The new play comes from the team behind The Jungle
The Royal Shakespeare Company (RSC) and Good Chance have unveiled the full casting for the world premiere of Kyoto, based on the historic 1997 Kyoto climate summit.
Premiering in the Swan Theatre from 18 June to 13 July 2024, the political thriller reunites the creative team behind the multi award-winning hit The Jungle which began life in the refugee camps of Calais in 2015 and became a sell-out hit in the UK and internationally.

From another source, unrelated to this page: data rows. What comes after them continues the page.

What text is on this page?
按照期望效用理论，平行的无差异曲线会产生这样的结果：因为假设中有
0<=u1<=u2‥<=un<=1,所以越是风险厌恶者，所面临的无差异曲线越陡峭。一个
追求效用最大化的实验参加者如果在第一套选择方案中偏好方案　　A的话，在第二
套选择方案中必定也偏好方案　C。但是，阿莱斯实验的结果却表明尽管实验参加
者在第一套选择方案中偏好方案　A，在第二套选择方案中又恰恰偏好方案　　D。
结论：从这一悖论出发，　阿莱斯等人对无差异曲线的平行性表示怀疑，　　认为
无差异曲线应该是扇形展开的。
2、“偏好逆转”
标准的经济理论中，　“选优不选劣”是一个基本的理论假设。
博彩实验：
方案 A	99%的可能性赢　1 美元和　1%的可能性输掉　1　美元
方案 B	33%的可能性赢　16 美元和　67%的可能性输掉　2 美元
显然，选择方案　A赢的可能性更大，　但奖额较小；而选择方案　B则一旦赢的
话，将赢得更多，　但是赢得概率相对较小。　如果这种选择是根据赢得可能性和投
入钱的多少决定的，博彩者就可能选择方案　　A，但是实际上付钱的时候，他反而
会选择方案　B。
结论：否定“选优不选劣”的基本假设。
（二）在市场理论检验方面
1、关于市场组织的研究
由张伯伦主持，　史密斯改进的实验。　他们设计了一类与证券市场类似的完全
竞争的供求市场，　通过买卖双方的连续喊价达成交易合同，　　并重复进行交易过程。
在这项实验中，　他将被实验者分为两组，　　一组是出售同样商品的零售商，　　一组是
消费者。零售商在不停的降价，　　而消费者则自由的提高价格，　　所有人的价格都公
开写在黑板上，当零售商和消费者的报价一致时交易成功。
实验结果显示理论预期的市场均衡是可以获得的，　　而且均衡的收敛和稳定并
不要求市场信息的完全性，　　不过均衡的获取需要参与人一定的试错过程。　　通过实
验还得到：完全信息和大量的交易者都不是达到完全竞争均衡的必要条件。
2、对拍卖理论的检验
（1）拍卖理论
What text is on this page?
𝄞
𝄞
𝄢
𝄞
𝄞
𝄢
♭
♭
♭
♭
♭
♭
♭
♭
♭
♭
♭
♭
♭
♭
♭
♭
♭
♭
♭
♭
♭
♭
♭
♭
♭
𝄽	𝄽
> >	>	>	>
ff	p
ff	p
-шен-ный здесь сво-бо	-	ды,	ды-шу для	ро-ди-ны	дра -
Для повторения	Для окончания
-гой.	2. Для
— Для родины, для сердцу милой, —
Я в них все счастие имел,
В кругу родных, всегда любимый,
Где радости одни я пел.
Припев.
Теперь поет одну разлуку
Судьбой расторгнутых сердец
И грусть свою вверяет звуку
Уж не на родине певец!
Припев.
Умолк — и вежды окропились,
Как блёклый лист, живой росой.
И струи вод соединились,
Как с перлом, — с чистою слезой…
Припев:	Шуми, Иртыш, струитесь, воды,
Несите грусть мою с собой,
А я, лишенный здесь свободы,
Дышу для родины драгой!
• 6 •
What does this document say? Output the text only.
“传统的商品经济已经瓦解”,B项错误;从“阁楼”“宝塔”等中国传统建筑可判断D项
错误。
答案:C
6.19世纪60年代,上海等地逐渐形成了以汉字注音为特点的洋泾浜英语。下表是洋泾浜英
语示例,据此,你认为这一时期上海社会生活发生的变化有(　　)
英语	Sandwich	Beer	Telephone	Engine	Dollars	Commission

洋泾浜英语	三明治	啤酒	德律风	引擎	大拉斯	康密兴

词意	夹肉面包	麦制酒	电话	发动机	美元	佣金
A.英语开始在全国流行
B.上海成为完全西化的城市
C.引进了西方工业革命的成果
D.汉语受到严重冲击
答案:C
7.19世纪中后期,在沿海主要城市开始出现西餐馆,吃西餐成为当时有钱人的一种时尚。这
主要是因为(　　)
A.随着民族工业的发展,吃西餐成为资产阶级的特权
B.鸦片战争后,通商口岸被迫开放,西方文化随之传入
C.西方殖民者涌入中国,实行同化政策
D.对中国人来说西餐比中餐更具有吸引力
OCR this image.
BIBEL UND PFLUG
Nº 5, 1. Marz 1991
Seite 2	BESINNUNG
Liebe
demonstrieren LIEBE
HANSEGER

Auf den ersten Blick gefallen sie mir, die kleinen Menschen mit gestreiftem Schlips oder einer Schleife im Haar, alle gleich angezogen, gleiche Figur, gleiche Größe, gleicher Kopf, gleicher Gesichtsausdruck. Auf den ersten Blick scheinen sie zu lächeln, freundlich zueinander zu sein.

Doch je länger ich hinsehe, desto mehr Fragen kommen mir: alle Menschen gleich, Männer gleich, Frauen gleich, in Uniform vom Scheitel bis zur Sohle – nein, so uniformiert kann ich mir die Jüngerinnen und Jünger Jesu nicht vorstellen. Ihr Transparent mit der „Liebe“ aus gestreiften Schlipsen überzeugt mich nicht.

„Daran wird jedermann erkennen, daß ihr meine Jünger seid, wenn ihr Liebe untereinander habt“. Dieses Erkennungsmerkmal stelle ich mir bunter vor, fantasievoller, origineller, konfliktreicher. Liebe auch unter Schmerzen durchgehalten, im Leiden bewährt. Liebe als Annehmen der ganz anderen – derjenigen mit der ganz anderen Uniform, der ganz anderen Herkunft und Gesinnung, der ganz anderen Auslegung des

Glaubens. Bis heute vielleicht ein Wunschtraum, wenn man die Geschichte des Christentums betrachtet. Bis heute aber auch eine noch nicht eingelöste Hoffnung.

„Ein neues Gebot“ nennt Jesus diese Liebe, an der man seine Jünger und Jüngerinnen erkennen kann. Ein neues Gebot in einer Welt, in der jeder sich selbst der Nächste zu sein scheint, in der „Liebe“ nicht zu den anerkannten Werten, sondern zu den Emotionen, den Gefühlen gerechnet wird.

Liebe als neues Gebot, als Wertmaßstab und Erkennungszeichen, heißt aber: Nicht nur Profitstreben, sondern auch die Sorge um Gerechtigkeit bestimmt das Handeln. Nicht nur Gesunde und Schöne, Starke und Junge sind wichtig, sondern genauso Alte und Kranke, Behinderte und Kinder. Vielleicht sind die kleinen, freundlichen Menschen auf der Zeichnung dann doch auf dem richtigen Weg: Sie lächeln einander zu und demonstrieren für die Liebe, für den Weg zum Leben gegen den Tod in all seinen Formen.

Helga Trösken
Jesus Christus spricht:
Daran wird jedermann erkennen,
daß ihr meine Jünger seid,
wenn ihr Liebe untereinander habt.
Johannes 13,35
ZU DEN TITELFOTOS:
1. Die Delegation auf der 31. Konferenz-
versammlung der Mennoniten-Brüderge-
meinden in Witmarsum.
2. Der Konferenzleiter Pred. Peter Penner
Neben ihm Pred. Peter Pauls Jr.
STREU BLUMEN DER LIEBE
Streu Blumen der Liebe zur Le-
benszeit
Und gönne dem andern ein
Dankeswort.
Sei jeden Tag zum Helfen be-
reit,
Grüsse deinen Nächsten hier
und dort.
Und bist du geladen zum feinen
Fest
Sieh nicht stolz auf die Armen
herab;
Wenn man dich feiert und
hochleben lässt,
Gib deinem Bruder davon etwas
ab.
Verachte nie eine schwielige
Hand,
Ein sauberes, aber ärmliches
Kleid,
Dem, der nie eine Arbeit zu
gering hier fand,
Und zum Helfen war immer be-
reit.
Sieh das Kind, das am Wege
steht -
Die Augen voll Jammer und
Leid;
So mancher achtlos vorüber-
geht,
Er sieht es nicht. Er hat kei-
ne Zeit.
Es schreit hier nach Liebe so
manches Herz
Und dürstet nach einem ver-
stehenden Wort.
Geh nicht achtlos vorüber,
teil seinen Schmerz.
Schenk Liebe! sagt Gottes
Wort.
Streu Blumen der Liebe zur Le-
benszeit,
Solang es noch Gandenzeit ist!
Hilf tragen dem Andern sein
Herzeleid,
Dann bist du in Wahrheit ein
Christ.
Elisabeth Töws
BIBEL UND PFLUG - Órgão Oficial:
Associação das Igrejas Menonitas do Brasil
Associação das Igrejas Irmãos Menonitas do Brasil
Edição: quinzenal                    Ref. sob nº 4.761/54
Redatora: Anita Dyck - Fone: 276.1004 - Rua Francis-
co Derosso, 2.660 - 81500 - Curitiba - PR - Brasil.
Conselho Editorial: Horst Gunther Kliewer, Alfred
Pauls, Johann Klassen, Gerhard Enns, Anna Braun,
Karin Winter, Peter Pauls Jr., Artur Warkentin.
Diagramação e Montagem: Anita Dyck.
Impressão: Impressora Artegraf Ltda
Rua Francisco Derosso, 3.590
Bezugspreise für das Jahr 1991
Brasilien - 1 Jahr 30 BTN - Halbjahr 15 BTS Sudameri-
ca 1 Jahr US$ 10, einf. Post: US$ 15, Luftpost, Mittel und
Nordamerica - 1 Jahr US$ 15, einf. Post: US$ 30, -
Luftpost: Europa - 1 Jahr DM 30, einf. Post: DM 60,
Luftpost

Written by Good Chance co-founders Joe Murphy and Joe Robertson and directed by Stephen Daldry (Stranger Things: The First Shadow, The Inheritance) and Justin Martin (Stranger Things: The First Shadow, Prima Facie), Kyoto recounts a tense negotiation which led up to the historic signing of the UN’s landmark climate conference in December 1997.
Making his RSC debut in the role of American oil lobbyist and master strategist is Tony award-nominated actor Stephen Kunken (Enron, Frost/Nixon), joined by Jenna Augen (Shirley Pearlman), Jorge Bosch (Argentinian ambassador Raul Estrada Oyuela), Vincent Franklin (Fred Singer), Dale Rapley (Bert Bolin) and Olivia Barrowclough (Secretariat).
Completing the cast are Andrea Gatchalian as Kiribati / AOSIS, Raad Rawi as Mohammad Al Sabban / OPEC, Kwong Loke as Professor Shukong Zhong / China, Nancy Crane as USA/Wirth/Eisenstat, Ingrid Oliver as Angela Merkel / Germany, Jude Akuwudike as Professor Mark Mwandosya / Tanzania, Ferdy Roberts as UK/Prescott/Houghton and Togo Igawa as Hiroshi Ohki / Japan.
RSC’s co-artistic directors, Daniel Evans and Tamara Harvey, said today: “In building our inaugural season at the RSC, we set ourselves the challenge of reaching across borders, to seek out the most exciting writers, directors and actors of our times and asking them which stories they feel a passionate need to tell. To be working with Good Chance and their long-term collaborators Stephen Daldry and Justin Martin on this powerful and urgent new play is a particularly thrilling example; one which speaks directly to how the RSC can be in conversation with the world.”
Murphy and Robertson explained: “Good Chance began nine years ago in the Calais Jungle refugee camp, where thousands of people from dozens of countries lived side by side. Together with camp residents we built a theatre, and for eight months made art of all kinds and cultures. Since then, we have created work that celebrates and interrogates our differences and our common human experience, always asking – how can we live together?
“Kyoto is a play about how to agree, in a world awash with disagreement. In many ways, the Kyoto Protocol should never have happened. How could 176 countries find consensus on a subject as complex and important as climate change, especially as powerful forces worked to undermine the process at every stage? And yet, against all the odds, they did. We’re thrilled and honoured to be creating Kyoto with the RSC as part of Daniel and Tamara’s first season.”
The full creative team includes Miriam Buether (set designer), Natalie Pryce (costume designer) Aideen Malone (lighting designer), Christopher Reid (sound designer), Akhila Krishnan (video designer), Gemma Stockwood (dramaturg) and Julia Horan CDG (casting director).